Route 290 in Davidson is a community shuttle that carried four riders throughout March and cost more than $5,000 a month to operate. This emerges from a WFAE analysis of the CATS driver data.

There are another six bus routes that carried an average of fewer than two passengers per scheduled departure in March. Service on these routes will also be reduced.

Route 60, which runs from the Tyvola light rail station to the VA hospital and airport, averaged fewer than 2.5 passengers per trip in March.

There will still be 78 inbound and outbound weekday trips. That’s the same number of trips the 21 bus will have on Statesville Avenue when the service cuts go into effect. However, bus 21 carries four times as many passengers.
Tony Jackson often takes the bus from Statesville Avenue to his place of work at Ramadan Heating and Air near North Graham Street. He said he doesn’t think it should have fewer frequencies.

“(Lines) 11 and 21 I don’t think they should change those because there are enough people to prove that both buses run every 20 minutes,” he said. “Now there are some other buses that go with fewer than five people. Maybe they should increase this to every 30 minutes. Eleven and 21 have to stay.”

CATS plans to offer ridesharing through its mobile app for people impacted by the less frequent service. She will announce details at her next meeting of the Metropolitan Transit Commission in three weeks.

Juana Gómez, right, with her daughter Ana Alvarez.
Juana Gómez, right, with her daughter Ana Alvarez on the way to the dentist.

Other passengers aren’t as concerned about less frequent connections.

Juana Gomez, who rides the #9 bus on Central Avenue, is more frustrated that buses don’t show up.

“Sometimes it’s difficult because the bus may or may not be late and that makes you late for work,” she said. “And now even more so with what is happening that there are no drivers. That means in the evenings because I get out late, sometimes arriving at 11pm. It’s really hard and tiring because sometimes it takes me two to two and a half hours to get to work in the morning and then in the evening.”

She just wants a reliable schedule.

“If they just tell us that’s the schedule, then you know and you can communicate it to your work. But if you don’t know, it’s very difficult,” Gomez said.

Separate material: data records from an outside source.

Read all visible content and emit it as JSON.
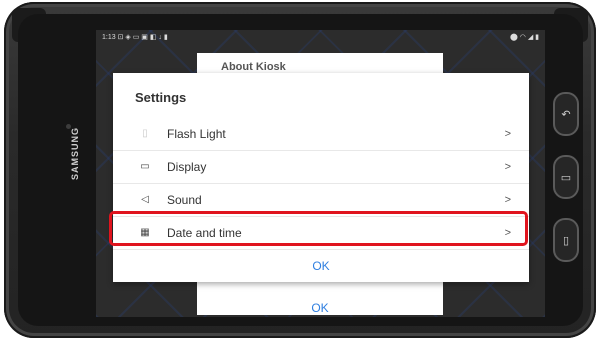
{
  "device": {
    "brand": "SAMSUNG",
    "info_icon": "i",
    "right_buttons": [
      "back-icon",
      "home-icon",
      "recents-icon"
    ]
  },
  "status_bar": {
    "time": "1:13",
    "left_icons": "⊡ ◈ ▭ ▣ ◧ ↓ ▮",
    "right_icons": "⬤ ◠ ◢ ▮"
  },
  "back_card": {
    "title": "About Kiosk",
    "ok_label": "OK"
  },
  "dialog": {
    "title": "Settings",
    "items": [
      {
        "label": "Flash Light",
        "icon": "flashlight-icon",
        "glyph": "▯"
      },
      {
        "label": "Display",
        "icon": "display-icon",
        "glyph": "▭"
      },
      {
        "label": "Sound",
        "icon": "sound-icon",
        "glyph": "◁"
      },
      {
        "label": "Date and time",
        "icon": "calendar-clock-icon",
        "glyph": "▦"
      }
    ],
    "chevron": ">",
    "ok_label": "OK"
  },
  "colors": {
    "accent": "#2f7fe0",
    "highlight": "#e0141e"
  }
}
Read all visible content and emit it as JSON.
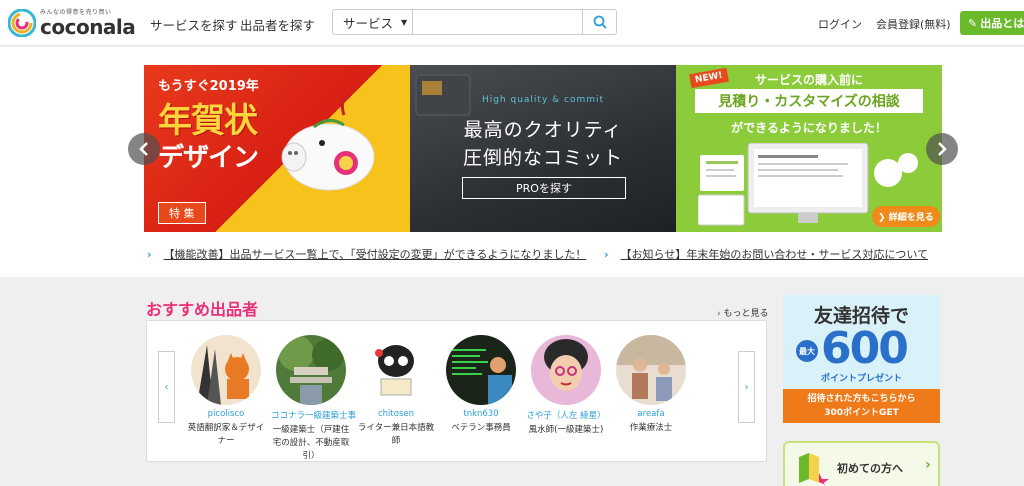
{
  "header": {
    "logo_tagline": "みんなの得意を売り買い",
    "logo_name": "coconala",
    "nav": [
      "サービスを探す",
      "出品者を探す"
    ],
    "search": {
      "category": "サービス",
      "placeholder": ""
    },
    "login": "ログイン",
    "register": "会員登録(無料)",
    "sell_button": "出品とは？"
  },
  "banners": {
    "nenga": {
      "line1": "もうすぐ2019年",
      "line2": "年賀状",
      "line3": "デザイン",
      "badge": "特 集"
    },
    "pro": {
      "sub": "High quality & commit",
      "line1": "最高のクオリティ",
      "line2": "圧倒的なコミット",
      "button": "PROを探す"
    },
    "estimate": {
      "new": "NEW!",
      "line1": "サービスの購入前に",
      "line2": "見積り・カスタマイズの相談",
      "line3": "ができるようになりました！",
      "button": "詳細を見る"
    }
  },
  "news": [
    "【機能改善】出品サービス一覧上で、「受付設定の変更」ができるようになりました！",
    "【お知らせ】年末年始のお問い合わせ・サービス対応について"
  ],
  "recommended": {
    "title": "おすすめ出品者",
    "more": "もっと見る",
    "sellers": [
      {
        "name": "picolisco",
        "desc": "英語翻訳家＆デザイナー"
      },
      {
        "name": "ココナラ一級建築士事",
        "desc": "一級建築士（戸建住宅の設計、不動産取引）"
      },
      {
        "name": "chitosen",
        "desc": "ライター兼日本語教師"
      },
      {
        "name": "tnkn630",
        "desc": "ベテラン事務員"
      },
      {
        "name": "さや子（人左 綾星）",
        "desc": "風水師(一級建築士)"
      },
      {
        "name": "areafa",
        "desc": "作業療法士"
      }
    ]
  },
  "promo": {
    "title": "友達招待で",
    "max": "最大",
    "amount": "600",
    "point_label": "ポイントプレゼント",
    "bar_line1": "招待された方もこちらから",
    "bar_line2": "300ポイントGET"
  },
  "first_time": "初めての方へ",
  "colors": {
    "accent_green": "#6aba2c",
    "link_blue": "#2a9fd6",
    "pink": "#e8307a",
    "orange": "#ee7a1a"
  }
}
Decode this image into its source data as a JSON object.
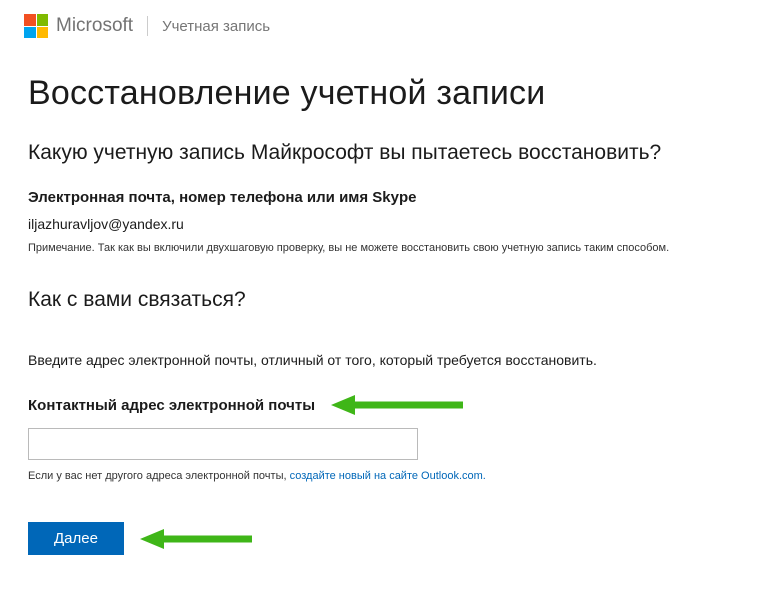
{
  "header": {
    "brand": "Microsoft",
    "subtitle": "Учетная запись"
  },
  "page": {
    "title": "Восстановление учетной записи",
    "section1_title": "Какую учетную запись Майкрософт вы пытаетесь восстановить?",
    "identifier_label": "Электронная почта, номер телефона или имя Skype",
    "identifier_value": "iljazhuravljov@yandex.ru",
    "note": "Примечание. Так как вы включили двухшаговую проверку, вы не можете восстановить свою учетную запись таким способом.",
    "section2_title": "Как с вами связаться?",
    "instruction": "Введите адрес электронной почты, отличный от того, который требуется восстановить.",
    "contact_label": "Контактный адрес электронной почты",
    "contact_value": "",
    "hint_prefix": "Если у вас нет другого адреса электронной почты, ",
    "hint_link": "создайте новый на сайте Outlook.com.",
    "next_button": "Далее"
  }
}
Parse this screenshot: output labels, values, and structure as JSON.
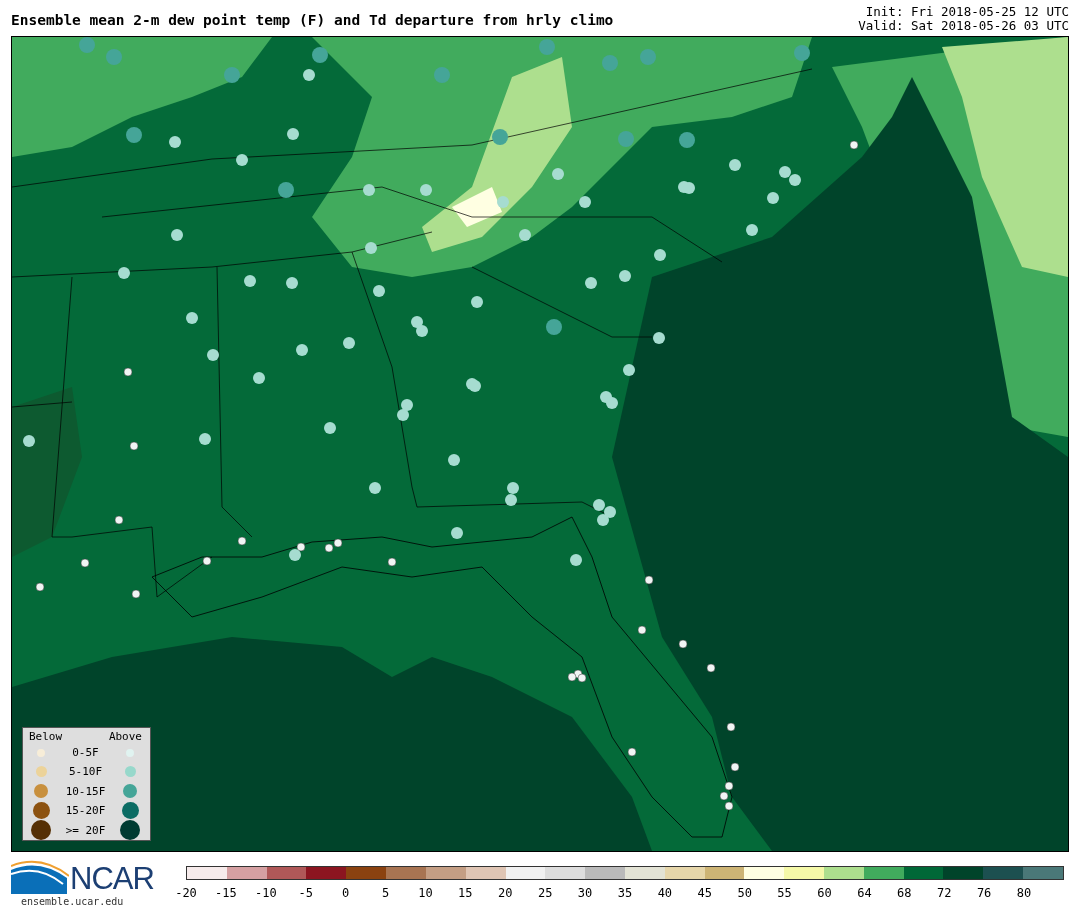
{
  "header": {
    "title": "Ensemble mean 2-m dew point temp (F) and Td departure from hrly climo",
    "init": "Init: Fri 2018-05-25 12 UTC",
    "valid": "Valid: Sat 2018-05-26 03 UTC"
  },
  "legend": {
    "below_heading": "Below",
    "above_heading": "Above",
    "rows": [
      {
        "label": "0-5F",
        "below": {
          "color": "#f7edd8"
        },
        "above": {
          "color": "#e0f3f0"
        }
      },
      {
        "label": "5-10F",
        "below": {
          "color": "#ecd39a"
        },
        "above": {
          "color": "#97d8cb"
        }
      },
      {
        "label": "10-15F",
        "below": {
          "color": "#c8903e"
        },
        "above": {
          "color": "#45a598"
        }
      },
      {
        "label": "15-20F",
        "below": {
          "color": "#8c5210"
        },
        "above": {
          "color": "#0c6c64"
        }
      },
      {
        "label": ">= 20F",
        "below": {
          "color": "#553005"
        },
        "above": {
          "color": "#003b32"
        }
      }
    ]
  },
  "logo": {
    "name": "NCAR",
    "url": "ensemble.ucar.edu"
  },
  "colorbar": {
    "segments": [
      {
        "color": "#f6ebeb"
      },
      {
        "color": "#d5a0a2"
      },
      {
        "color": "#b05858"
      },
      {
        "color": "#8c1520"
      },
      {
        "color": "#8b4210"
      },
      {
        "color": "#a87452"
      },
      {
        "color": "#c49e84"
      },
      {
        "color": "#dfc5b4"
      },
      {
        "color": "#f1f1f1"
      },
      {
        "color": "#dddddd"
      },
      {
        "color": "#bababa"
      },
      {
        "color": "#e3e3d5"
      },
      {
        "color": "#e6d6aa"
      },
      {
        "color": "#cdb475"
      },
      {
        "color": "#ffffe2"
      },
      {
        "color": "#f5f9a8"
      },
      {
        "color": "#addf8e"
      },
      {
        "color": "#41ab5d"
      },
      {
        "color": "#006837"
      },
      {
        "color": "#00442a"
      },
      {
        "color": "#1c5050"
      },
      {
        "color": "#4a7878"
      }
    ],
    "ticks": [
      "-20",
      "-15",
      "-10",
      "-5",
      "0",
      "5",
      "10",
      "15",
      "20",
      "25",
      "30",
      "35",
      "40",
      "45",
      "50",
      "55",
      "60",
      "64",
      "68",
      "72",
      "76",
      "80"
    ]
  }
}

Since 2014, Charlotte’s buses have lost 75% of their passengers — due to societal changes like ride-sharing services like Uber, more people owning their own cars, and more people working from home.

And in the short term, the personnel problems have also led to the fact that the number of passengers has fallen even further. In June, the number of bus drivers fell by almost 20% compared to the same month last year.

CATS hopes a reliable timeline will change that.